Now, let’s consider the job applicant who is applying for a specific job – such as that of an associate editor at Nature Chemistry for example. I would assume that because the candidate is applying for that particular job, their objective would be, ‘to obtain a position as an associate editor of Nature Chemistry’. Now, if you ask me, putting that at the top of your CV is pointless, because I assume that if you didn’t want the job, you wouldn’t have applied. It could be argued that this enables the candidate to succinctly sum up their career aspirations – but I think the cover letter is the most appropriate place for that.
The other option is that an applicant sends in a standard CV that has an objective that is not even closely related to the job they’re applying for – such as mentioning something about R&D when applying for an editing job for example. This, to me at least, suggests a lack of attention to detail and hints that the application is somewhat speculative in nature.
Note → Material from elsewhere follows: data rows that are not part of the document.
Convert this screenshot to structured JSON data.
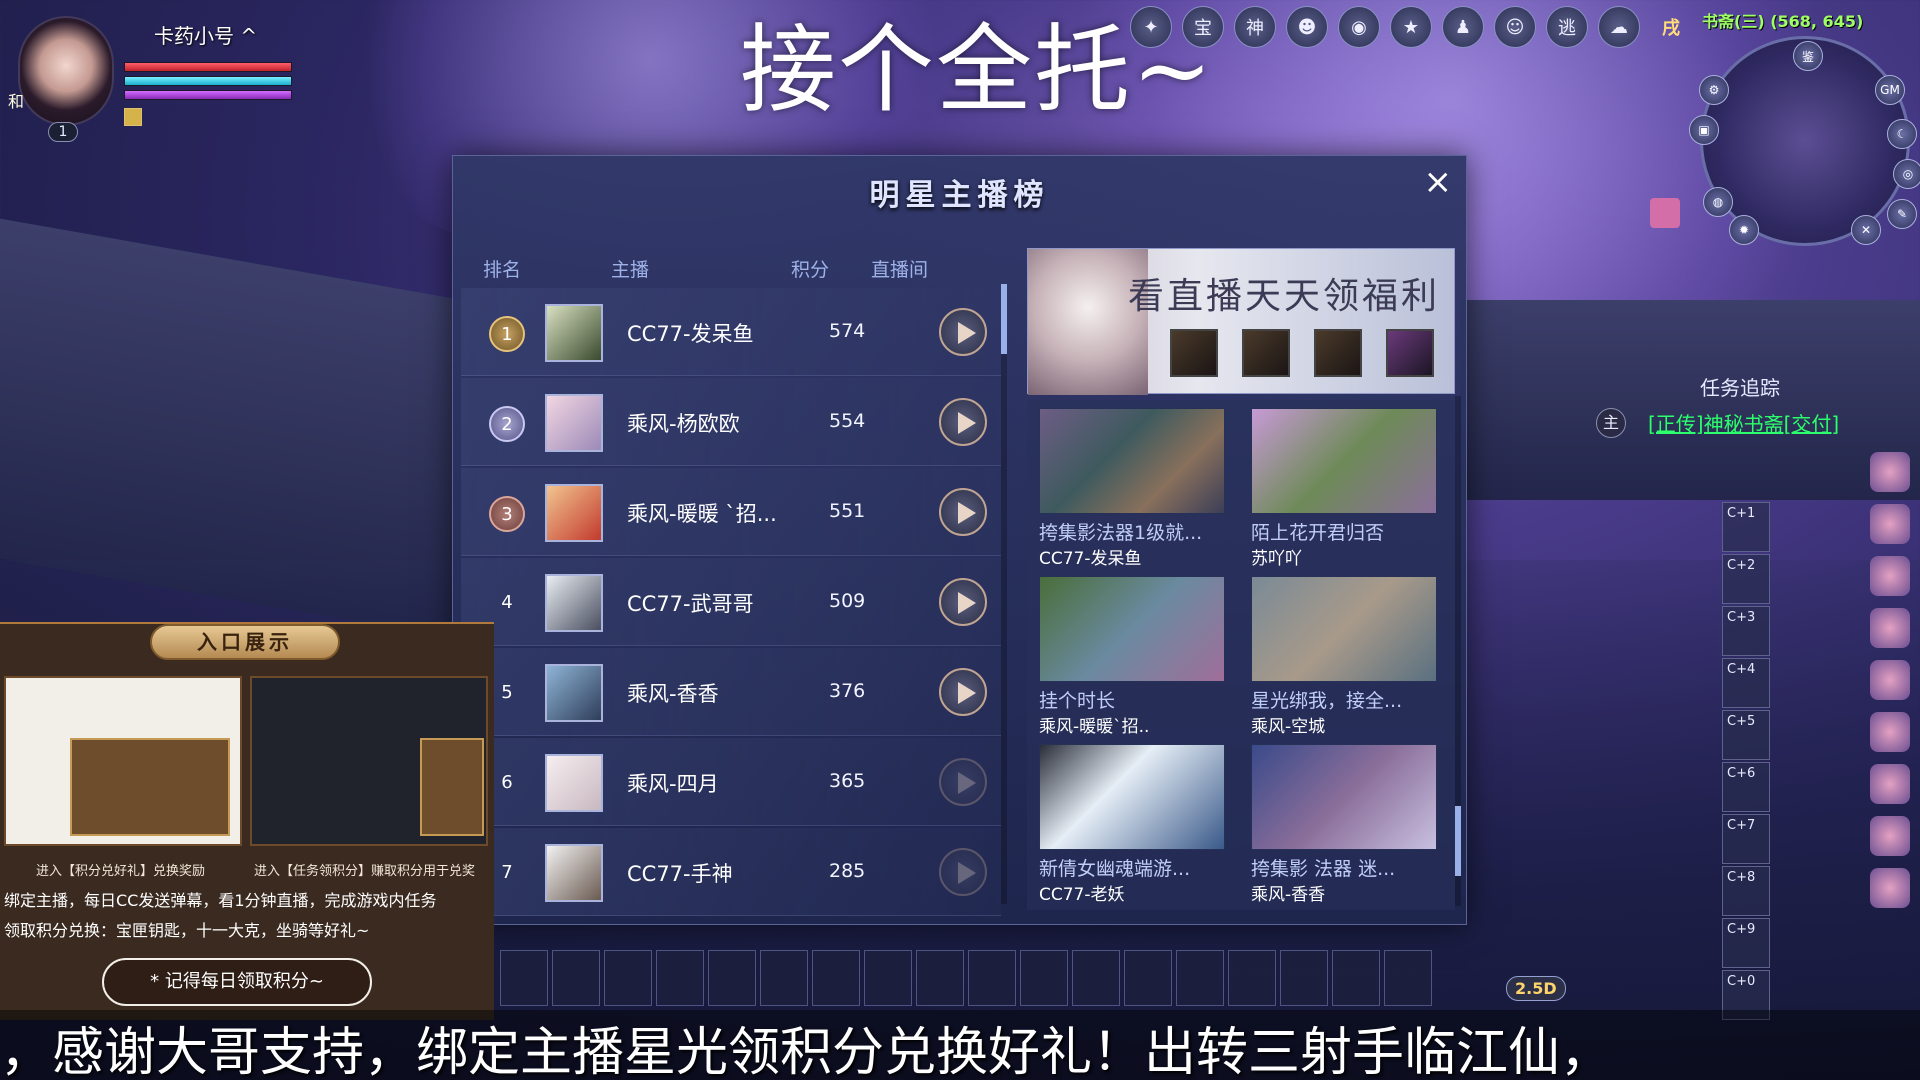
{
  "overlay_title": "接个全托~",
  "player": {
    "name": "卡药小号 ^",
    "level": "1",
    "tag": "和"
  },
  "top_icons": [
    {
      "icon": "wing-icon",
      "label": ""
    },
    {
      "icon": "treasure-icon",
      "label": "宝"
    },
    {
      "icon": "god-icon",
      "label": "神"
    },
    {
      "icon": "mask-icon",
      "label": ""
    },
    {
      "icon": "camera-icon",
      "label": ""
    },
    {
      "icon": "star-shield-icon",
      "label": ""
    },
    {
      "icon": "figure-icon",
      "label": ""
    },
    {
      "icon": "face-icon",
      "label": ""
    },
    {
      "icon": "escape-icon",
      "label": "逃"
    },
    {
      "icon": "cloud-icon",
      "label": ""
    },
    {
      "icon": "zodiac-icon",
      "label": "戌"
    }
  ],
  "coords": "书斋(三) (568, 645)",
  "minimap_buttons": [
    "鉴",
    "GM"
  ],
  "panel": {
    "title": "明星主播榜",
    "close": "×",
    "columns": [
      "排名",
      "主播",
      "积分",
      "直播间"
    ],
    "rows": [
      {
        "rank": "1",
        "streamer": "CC77-发呆鱼",
        "score": "574"
      },
      {
        "rank": "2",
        "streamer": "乘风-杨欧欧",
        "score": "554"
      },
      {
        "rank": "3",
        "streamer": "乘风-暖暖 `招...",
        "score": "551"
      },
      {
        "rank": "4",
        "streamer": "CC77-武哥哥",
        "score": "509"
      },
      {
        "rank": "5",
        "streamer": "乘风-香香",
        "score": "376"
      },
      {
        "rank": "6",
        "streamer": "乘风-四月",
        "score": "365"
      },
      {
        "rank": "7",
        "streamer": "CC77-手神",
        "score": "285"
      }
    ],
    "banner_text": "看直播天天领福利",
    "videos": [
      {
        "title": "挎集影法器1级就...",
        "anchor": "CC77-发呆鱼"
      },
      {
        "title": "陌上花开君归否",
        "anchor": "苏吖吖"
      },
      {
        "title": "挂个时长",
        "anchor": "乘风-暖暖`招.."
      },
      {
        "title": "星光绑我，接全...",
        "anchor": "乘风-空城"
      },
      {
        "title": "新倩女幽魂端游...",
        "anchor": "CC77-老妖"
      },
      {
        "title": "挎集影 法器 迷...",
        "anchor": "乘风-香香"
      }
    ]
  },
  "task": {
    "title": "任务追踪",
    "tag": "主",
    "line": "[正传]神秘书斋[交付]"
  },
  "hotkeys": [
    "C+1",
    "C+2",
    "C+3",
    "C+4",
    "C+5",
    "C+6",
    "C+7",
    "C+8",
    "C+9",
    "C+0"
  ],
  "version_badge": "2.5D",
  "promo": {
    "header": "入口展示",
    "caption_left": "进入【积分兑好礼】兑换奖励",
    "caption_right": "进入【任务领积分】赚取积分用于兑奖",
    "body_line1": "绑定主播，每日CC发送弹幕，看1分钟直播，完成游戏内任务",
    "body_line2": "领取积分兑换：宝匣钥匙，十一大克，坐骑等好礼~",
    "button": "* 记得每日领取积分~"
  },
  "subtitle": "，感谢大哥支持，绑定主播星光领积分兑换好礼！出转三射手临江仙，"
}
So, the best you can hope for by including an objective statement on your CV when applying for a specific job, is that you’ve stated the obvious. The worst, is that the statement bears no relation to the job in question – which doesn’t look good.
In summary, I hope that my blog post meets with your approval and I will follow up with you in a couple of weeks to discuss it with you further.*
*Every careers-related seminar I went to in the US told me to include a sentence like this at the end of my cover letter, but it just seems a little too earnest to me. If a company really wants to talk to you about your application, trust me, they’ll be in touch…
**I feel I should add a similar disclaimer to that I put in the driving licence post, in that no one will be denied — or indeed selected for — an interview for Nature Chemistry based on whether an objective statement was included on their CV or not.